One-Day Festival

One-Day Festival January 10, 2009

The Men in Turkish Cinema from the 70s to the Present

Istanbul Modern Cinema is hosting the “One-Day Festival” event series to be held in the first half of 2009 organized by the Turkish Film Critics Association (SİYAD). Moviegoers will have a chance to view four films selected by SİYAD members on January 10, 2009 at Istanbul Modern Cinema.


ZAVALLILAR, 1974
Directors: Yılmaz Güney, Atıf Yılmaz, 72’, Color

Saturday, January 10, 12:00

Left unfinished due to Yılmaz Güney’s imprisonment, Zavallılar was completed by Güney’s master Atıf Yılmaz, and continues to occupy a unique place among portraits of masculinity and victimhood within cinema in Turkey. Like a slap in the face, Zavallılar is a film that portrays the story of three friends who want to stay in prison despite being released because they think it is their only chance to survive the upcoming winter. The film depicts the stories of Arap, Hacı and Abuzer, who are sitting in a park after their release from prison, through flashbacks to analyze the conditions that lead them to crime and socializes poverty and victimization with its “nameless”, unclaimed characters who have been thrown out of the production system. In a world where the only way to survive is to become a part of the chain of crime, and where morality is determined by the way out, being able to feed yourself also means being indebted. Zavallılar is a film that seeks to make its characters not the only debtors in this equation; shrunken with fear, Abuzer gazes at us as the audience in the last frame of the film, and asks.
Övgü Gökçe

İKİ BAŞLI DEV, 1990
Director: Orhan Oğuz, 92’, Color

Saturday, January 10, 14:00

Orhan Oğuz is a director who dealt with unconventional stories in the 1980s and 1990s. İki Başlı Dev is one of his most interesting films, and portrays the tension between a blind manufacturer and his son, who he wants to raise with conservative and elite values of masculinity. In the father role is Cüneyt Arkın, one of the leading actors that come to mind when one thinks about the representations of masculinity in Turkish cinema; in the son role is Fikret Kuşkan, who would later play a young father in My Father and My Son.
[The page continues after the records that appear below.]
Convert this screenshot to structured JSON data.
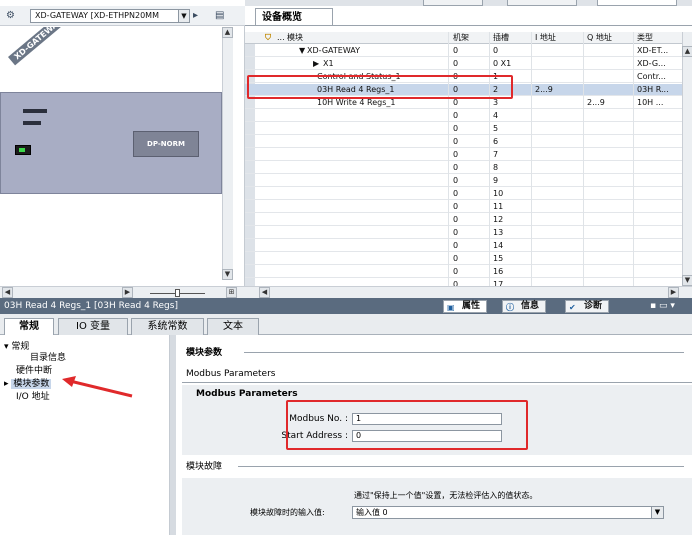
{
  "left_pane": {
    "device_select": "XD-GATEWAY [XD-ETHPN20MM",
    "device_tag": "XD-GATEWAY",
    "module_label": "DP-NORM"
  },
  "overview": {
    "tab": "设备概览",
    "columns": {
      "module": "模块",
      "rack": "机架",
      "slot": "插槽",
      "iaddr": "I 地址",
      "qaddr": "Q 地址",
      "type": "类型"
    },
    "rows": [
      {
        "module": "XD-GATEWAY",
        "rack": "0",
        "slot": "0",
        "iaddr": "",
        "qaddr": "",
        "type": "XD-ET..."
      },
      {
        "module": "X1",
        "rack": "0",
        "slot": "0 X1",
        "iaddr": "",
        "qaddr": "",
        "type": "XD-G..."
      },
      {
        "module": "Control and Status_1",
        "rack": "0",
        "slot": "1",
        "iaddr": "",
        "qaddr": "",
        "type": "Contr..."
      },
      {
        "module": "03H Read 4 Regs_1",
        "rack": "0",
        "slot": "2",
        "iaddr": "2...9",
        "qaddr": "",
        "type": "03H R..."
      },
      {
        "module": "10H Write 4 Regs_1",
        "rack": "0",
        "slot": "3",
        "iaddr": "",
        "qaddr": "2...9",
        "type": "10H ..."
      },
      {
        "module": "",
        "rack": "0",
        "slot": "4",
        "iaddr": "",
        "qaddr": "",
        "type": ""
      },
      {
        "module": "",
        "rack": "0",
        "slot": "5",
        "iaddr": "",
        "qaddr": "",
        "type": ""
      },
      {
        "module": "",
        "rack": "0",
        "slot": "6",
        "iaddr": "",
        "qaddr": "",
        "type": ""
      },
      {
        "module": "",
        "rack": "0",
        "slot": "7",
        "iaddr": "",
        "qaddr": "",
        "type": ""
      },
      {
        "module": "",
        "rack": "0",
        "slot": "8",
        "iaddr": "",
        "qaddr": "",
        "type": ""
      },
      {
        "module": "",
        "rack": "0",
        "slot": "9",
        "iaddr": "",
        "qaddr": "",
        "type": ""
      },
      {
        "module": "",
        "rack": "0",
        "slot": "10",
        "iaddr": "",
        "qaddr": "",
        "type": ""
      },
      {
        "module": "",
        "rack": "0",
        "slot": "11",
        "iaddr": "",
        "qaddr": "",
        "type": ""
      },
      {
        "module": "",
        "rack": "0",
        "slot": "12",
        "iaddr": "",
        "qaddr": "",
        "type": ""
      },
      {
        "module": "",
        "rack": "0",
        "slot": "13",
        "iaddr": "",
        "qaddr": "",
        "type": ""
      },
      {
        "module": "",
        "rack": "0",
        "slot": "14",
        "iaddr": "",
        "qaddr": "",
        "type": ""
      },
      {
        "module": "",
        "rack": "0",
        "slot": "15",
        "iaddr": "",
        "qaddr": "",
        "type": ""
      },
      {
        "module": "",
        "rack": "0",
        "slot": "16",
        "iaddr": "",
        "qaddr": "",
        "type": ""
      },
      {
        "module": "",
        "rack": "0",
        "slot": "17",
        "iaddr": "",
        "qaddr": "",
        "type": ""
      }
    ]
  },
  "properties": {
    "title": "03H Read 4 Regs_1 [03H Read 4 Regs]",
    "view_tabs": {
      "properties": "属性",
      "info": "信息",
      "diagnostics": "诊断"
    },
    "tabs": {
      "general": "常规",
      "io_vars": "IO 变量",
      "sys_const": "系统常数",
      "text": "文本"
    },
    "nav": {
      "general": "常规",
      "catalog": "目录信息",
      "hw_interrupt": "硬件中断",
      "module_params": "模块参数",
      "io_addr": "I/O 地址"
    },
    "section_title": "模块参数",
    "sub_title": "Modbus Parameters",
    "group_title": "Modbus Parameters",
    "modbus_no_label": "Modbus No. :",
    "modbus_no": "1",
    "start_address_label": "Start Address :",
    "start_address": "0",
    "fault_title": "模块故障",
    "fault_note": "通过\"保持上一个值\"设置，无法检评估入的值状态。",
    "fault_input_label": "模块故障时的输入值:",
    "fault_input_value": "输入值 0"
  },
  "colors": {
    "highlight": "#e0292b",
    "selection": "#c7d6ea",
    "title_bar": "#5a6b7f"
  }
}
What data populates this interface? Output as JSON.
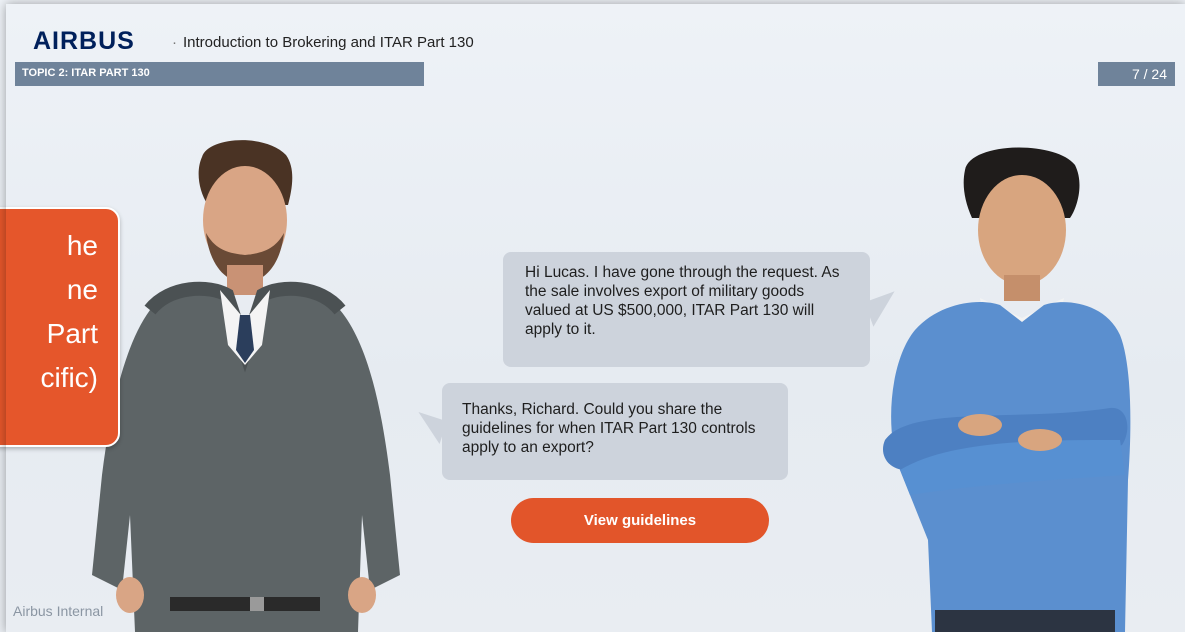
{
  "header": {
    "logo": "AIRBUS",
    "bullet": "·",
    "course_title": "Introduction to Brokering and ITAR Part 130",
    "topic": "TOPIC 2: ITAR PART 130",
    "page_counter": "7 / 24"
  },
  "dialogue": {
    "richard": "Hi Lucas. I have gone through the request. As the sale involves export of military goods valued at US $500,000, ITAR Part 130 will apply to it.",
    "lucas": "Thanks, Richard. Could you share the guidelines for when ITAR Part 130 controls apply to an export?"
  },
  "buttons": {
    "view_guidelines": "View guidelines"
  },
  "footer": {
    "classification": "Airbus Internal"
  },
  "callout": {
    "lines": [
      "he",
      "ne",
      "Part",
      "cific)"
    ]
  },
  "colors": {
    "accent": "#e2552a",
    "topic_bar": "#6f839a",
    "logo": "#00205b",
    "bubble": "#cdd3dc"
  }
}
A young woman comes between the two men and shatters the reconciliation of masculinity the father had been trying to build. But the film dares to do more; it draws attention to the almost homoerotic affection of the father, who wants to create a world for himself with his son.

The film’s screenplay is by Nuray Oğuz, who wrote the screenplays of several Orhan Oğuz films of that period; hence the film is a story of masculinity viewed through the eyes of a careful woman. Remarkable with its production quality and soundtrack, İki Başlı Dev occupies a unique place between commercial cinema and art-house cinema.
Fatih Özgüven

ON BOARD (GEMİDE), 1998
Director: Serdar Akar, 110’, Color

Saturday, January 10, 16:00

The first project of the New Cinematographers, led by Serdar Akar and Önder Çakar – who have now taken different paths – On Board depicts the in-betweenness of the world of masculinity with all its starkness, and draws attention with its harsh but "correct" emphasis.

In the film, four men, who begin giving piercing clues about their identities (or their lack of identity) with the presence of a woman who enters their world like a “bomb”, and gradually begin to reconsider and unravel their already “unsafe” relationships with one another. The deterioration of their relationships gains traction due to the fact that they all consider the woman as an “enemy”. On Board conveys its argument by promising a “challenging viewing process” in part due to its lack of self-censorship and use of extensive slang.

Treating the creature called man as a punching bag, the film makes the viewer realize from the onset that he is bound to fail the test he will go through with women, and the rest is all downhill from there.

One of the milestone films of “independent” Turkish cinema, which came to the fore during the 1990s, On Board is still as relevant today with its metaphorical approach and rich subtexts reflecting the spirit of its era.
Murat Özer

CLIMATES (İKLİMLER), 2006
Director: Nuri Bilge Ceylan, 101’, Color

Saturday, January 10, 18:00

The film’s protagonist, Isa, is the husband in a marriage that seems to have ended even though the two counterparts avoid admitting the situation. His wife, whom he makes an effort not to stand near, a different woman, whom he resorts to when he is in trouble, and various lies that keep these two together are the main threads of Isa’s life. (He also has an academic title and an office at the university.)

It is clear that Isa is bored, it is also clear that he feels trapped. Furthermore, it doesn’t matter whether he is in Kaş or Istanbul or whether it is scorching hot or arctic cold; the facts in question can neither be buried nor vanished. Yet, Isa does not move a finger to modify his situation.

It is possible to address Climates as the story of a man who thinks he has control over his life and the women in his life, but whose life is, in fact, solely shaped by the decisions made by women. This is a man who views the world through the limited, technical, and opaque window of an “instruction manual for life (and people)” that he, himself has developed.

This is exactly why the seasons change, the relationships change, and even the women change, while the man stays put exactly where he is even if he wanders across the world and back.
Uygar Şirin

ISTANBUL MODERN CINEMA IS FREE OF CHARGE FOR MUSEUM VISITORS.